Homestake Stock Falls on Purchase Plan News
Badly hurt by poor industry fundamentals and rebuffed in a takeover attempt earlier this year, San Francisco-based Homestake Mining Co. is hoping the planned purchase of a big Australian gold producer will help restore its luster.
But Wall Street showed apprehension about the $640-million transaction Monday, as shares of the company fell on concern that its purchase of Plutonic Resources Ltd. may not provide the much-needed boost.
The proposed stock deal, announced late Sunday, will double Homestake’s Australian output next year.
In a telephone interview Sunday, Homestake Chief Executive Jack Thompson compared the deal to the company’s 1992 purchase of International Corona, which also occurred amid an industry decline.

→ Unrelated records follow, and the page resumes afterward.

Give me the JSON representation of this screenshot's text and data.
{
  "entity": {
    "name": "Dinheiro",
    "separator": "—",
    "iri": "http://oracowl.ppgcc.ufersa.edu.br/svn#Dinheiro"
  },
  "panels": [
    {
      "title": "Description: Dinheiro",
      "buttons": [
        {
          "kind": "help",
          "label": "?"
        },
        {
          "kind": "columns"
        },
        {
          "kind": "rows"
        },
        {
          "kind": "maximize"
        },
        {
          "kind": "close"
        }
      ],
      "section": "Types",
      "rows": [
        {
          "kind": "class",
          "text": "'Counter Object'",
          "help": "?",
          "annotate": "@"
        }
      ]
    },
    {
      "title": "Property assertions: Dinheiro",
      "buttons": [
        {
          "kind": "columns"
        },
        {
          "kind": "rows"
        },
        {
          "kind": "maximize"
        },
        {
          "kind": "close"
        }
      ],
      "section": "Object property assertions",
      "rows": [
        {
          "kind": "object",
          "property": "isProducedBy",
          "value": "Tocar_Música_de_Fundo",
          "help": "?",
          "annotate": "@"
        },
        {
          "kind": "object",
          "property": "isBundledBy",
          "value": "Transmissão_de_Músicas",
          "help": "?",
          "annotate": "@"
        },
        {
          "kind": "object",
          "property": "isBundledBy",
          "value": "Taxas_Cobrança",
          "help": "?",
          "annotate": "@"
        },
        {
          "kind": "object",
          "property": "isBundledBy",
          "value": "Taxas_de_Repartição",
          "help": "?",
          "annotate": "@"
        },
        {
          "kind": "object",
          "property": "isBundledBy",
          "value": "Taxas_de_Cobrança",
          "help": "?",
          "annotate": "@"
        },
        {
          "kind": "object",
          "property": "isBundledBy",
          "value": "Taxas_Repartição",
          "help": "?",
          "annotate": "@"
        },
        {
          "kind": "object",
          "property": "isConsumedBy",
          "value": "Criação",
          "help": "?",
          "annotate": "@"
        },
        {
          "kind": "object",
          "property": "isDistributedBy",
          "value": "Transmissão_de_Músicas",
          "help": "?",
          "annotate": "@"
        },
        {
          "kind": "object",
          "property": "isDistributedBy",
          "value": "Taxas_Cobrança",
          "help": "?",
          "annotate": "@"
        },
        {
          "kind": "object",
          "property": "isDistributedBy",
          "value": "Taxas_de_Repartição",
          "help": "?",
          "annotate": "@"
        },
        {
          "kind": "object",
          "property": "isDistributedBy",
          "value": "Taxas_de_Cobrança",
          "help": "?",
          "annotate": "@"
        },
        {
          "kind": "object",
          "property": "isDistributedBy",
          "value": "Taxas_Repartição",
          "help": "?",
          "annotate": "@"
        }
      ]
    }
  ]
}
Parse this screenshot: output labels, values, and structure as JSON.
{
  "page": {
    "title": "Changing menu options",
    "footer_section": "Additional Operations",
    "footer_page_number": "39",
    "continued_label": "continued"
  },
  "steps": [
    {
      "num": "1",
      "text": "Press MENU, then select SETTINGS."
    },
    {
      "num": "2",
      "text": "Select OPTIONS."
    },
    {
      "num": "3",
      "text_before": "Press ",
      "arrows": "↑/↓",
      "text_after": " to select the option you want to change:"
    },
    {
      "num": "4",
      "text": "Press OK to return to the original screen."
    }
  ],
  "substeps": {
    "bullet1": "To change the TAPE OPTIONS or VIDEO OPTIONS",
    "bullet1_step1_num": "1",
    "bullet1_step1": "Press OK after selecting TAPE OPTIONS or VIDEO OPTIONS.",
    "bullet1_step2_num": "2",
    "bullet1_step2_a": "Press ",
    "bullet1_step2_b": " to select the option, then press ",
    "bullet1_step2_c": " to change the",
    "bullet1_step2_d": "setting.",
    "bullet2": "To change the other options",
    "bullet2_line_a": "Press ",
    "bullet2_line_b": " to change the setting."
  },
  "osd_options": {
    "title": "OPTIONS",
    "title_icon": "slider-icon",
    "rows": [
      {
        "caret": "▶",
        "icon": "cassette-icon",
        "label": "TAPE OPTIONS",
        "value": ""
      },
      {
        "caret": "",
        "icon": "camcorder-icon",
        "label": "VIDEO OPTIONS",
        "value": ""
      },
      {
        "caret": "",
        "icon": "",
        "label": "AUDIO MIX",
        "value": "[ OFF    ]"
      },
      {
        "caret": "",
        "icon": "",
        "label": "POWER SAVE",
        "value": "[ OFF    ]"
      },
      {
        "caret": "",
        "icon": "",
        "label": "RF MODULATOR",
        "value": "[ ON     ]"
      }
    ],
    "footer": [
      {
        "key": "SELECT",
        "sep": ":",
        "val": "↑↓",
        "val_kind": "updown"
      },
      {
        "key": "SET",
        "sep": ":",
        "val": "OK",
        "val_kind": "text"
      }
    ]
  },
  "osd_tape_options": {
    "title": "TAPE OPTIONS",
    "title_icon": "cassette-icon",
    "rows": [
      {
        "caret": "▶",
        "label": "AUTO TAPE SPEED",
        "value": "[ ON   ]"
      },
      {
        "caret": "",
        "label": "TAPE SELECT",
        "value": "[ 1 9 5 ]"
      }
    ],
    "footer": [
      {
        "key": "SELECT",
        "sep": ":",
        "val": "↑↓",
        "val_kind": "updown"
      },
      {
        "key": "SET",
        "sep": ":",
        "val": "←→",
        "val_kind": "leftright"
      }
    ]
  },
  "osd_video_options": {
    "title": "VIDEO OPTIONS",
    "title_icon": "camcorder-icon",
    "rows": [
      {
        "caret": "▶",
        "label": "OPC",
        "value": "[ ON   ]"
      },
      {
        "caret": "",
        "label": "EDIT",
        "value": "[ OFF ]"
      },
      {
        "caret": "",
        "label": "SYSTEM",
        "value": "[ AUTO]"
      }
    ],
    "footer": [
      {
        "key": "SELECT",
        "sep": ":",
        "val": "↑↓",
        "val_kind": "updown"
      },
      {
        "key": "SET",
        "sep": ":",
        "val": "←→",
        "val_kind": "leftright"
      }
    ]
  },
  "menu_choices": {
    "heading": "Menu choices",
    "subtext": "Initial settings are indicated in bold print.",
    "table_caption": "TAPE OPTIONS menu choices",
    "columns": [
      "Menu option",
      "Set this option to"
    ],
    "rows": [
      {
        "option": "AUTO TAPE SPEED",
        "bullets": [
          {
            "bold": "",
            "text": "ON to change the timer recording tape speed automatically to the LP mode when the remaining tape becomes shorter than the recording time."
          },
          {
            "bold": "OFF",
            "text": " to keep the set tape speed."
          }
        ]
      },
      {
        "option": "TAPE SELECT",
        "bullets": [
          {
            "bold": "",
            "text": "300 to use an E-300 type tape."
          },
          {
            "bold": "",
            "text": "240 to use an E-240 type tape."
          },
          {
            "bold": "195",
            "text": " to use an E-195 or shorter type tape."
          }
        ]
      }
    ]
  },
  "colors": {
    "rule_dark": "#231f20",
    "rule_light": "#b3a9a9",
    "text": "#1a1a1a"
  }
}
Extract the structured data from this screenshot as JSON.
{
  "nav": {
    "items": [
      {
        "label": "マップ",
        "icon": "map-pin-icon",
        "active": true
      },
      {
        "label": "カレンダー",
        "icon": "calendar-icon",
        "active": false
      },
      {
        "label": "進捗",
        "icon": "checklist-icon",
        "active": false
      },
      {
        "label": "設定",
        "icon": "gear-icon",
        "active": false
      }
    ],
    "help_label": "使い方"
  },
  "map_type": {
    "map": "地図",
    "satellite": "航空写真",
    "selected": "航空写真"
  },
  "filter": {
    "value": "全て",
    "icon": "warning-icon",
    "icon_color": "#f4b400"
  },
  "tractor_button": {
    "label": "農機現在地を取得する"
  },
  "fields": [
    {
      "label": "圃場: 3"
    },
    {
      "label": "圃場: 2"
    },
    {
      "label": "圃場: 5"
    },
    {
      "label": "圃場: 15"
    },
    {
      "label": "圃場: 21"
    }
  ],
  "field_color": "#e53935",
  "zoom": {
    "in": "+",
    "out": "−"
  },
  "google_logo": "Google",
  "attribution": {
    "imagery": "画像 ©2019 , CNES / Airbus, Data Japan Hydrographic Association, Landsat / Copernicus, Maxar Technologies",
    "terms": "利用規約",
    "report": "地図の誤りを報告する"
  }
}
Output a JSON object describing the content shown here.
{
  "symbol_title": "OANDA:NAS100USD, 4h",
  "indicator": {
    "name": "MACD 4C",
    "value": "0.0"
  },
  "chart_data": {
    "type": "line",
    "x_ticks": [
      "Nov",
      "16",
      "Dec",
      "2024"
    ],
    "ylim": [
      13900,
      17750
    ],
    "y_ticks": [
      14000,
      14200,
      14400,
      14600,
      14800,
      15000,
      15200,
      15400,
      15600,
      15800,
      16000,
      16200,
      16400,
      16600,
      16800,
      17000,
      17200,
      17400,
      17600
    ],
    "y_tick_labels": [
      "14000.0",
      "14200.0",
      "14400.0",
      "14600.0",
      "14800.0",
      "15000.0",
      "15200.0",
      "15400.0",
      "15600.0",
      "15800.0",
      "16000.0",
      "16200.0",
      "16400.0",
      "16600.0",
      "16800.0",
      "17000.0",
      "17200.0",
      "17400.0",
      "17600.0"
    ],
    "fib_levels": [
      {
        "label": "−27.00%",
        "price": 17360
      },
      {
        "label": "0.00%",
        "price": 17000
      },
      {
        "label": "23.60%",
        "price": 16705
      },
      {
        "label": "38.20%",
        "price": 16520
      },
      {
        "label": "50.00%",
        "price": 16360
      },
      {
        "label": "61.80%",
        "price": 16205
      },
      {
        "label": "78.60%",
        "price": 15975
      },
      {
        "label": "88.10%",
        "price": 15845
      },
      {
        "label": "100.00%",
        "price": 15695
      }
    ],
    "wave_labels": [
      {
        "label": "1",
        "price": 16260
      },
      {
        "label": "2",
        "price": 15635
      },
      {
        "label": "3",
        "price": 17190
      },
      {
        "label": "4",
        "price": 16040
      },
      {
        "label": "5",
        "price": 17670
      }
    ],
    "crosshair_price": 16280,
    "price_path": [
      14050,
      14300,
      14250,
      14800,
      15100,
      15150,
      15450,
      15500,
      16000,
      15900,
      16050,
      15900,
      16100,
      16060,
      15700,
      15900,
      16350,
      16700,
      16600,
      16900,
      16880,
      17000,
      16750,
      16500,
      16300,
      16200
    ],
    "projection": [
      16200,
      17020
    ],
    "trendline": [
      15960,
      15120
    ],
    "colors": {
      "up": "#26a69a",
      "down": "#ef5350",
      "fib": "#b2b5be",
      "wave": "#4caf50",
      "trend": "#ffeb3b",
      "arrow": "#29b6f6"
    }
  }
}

“Corona helped us through the ‘90s. We hope that Plutonic will help us through the next decade,” he said.
Gold prices have fallen to an 18-year low this year, sending gold stocks down sharply as well.
Thompson said the Plutonic deal is being driven by the prospect for discoveries in Western Australia.
The proposed transaction “makes us a larger, stronger, lower-cost company able to survive the current low gold prices. It enhances our future by the acquisition of a wonderful land position in one of the world’s great gold provinces,” Thompson said.
But shares of Homestake fell 56 cents to close at $9.38 on the New York Stock Exchange on views that the benefits may be less certain than suggested.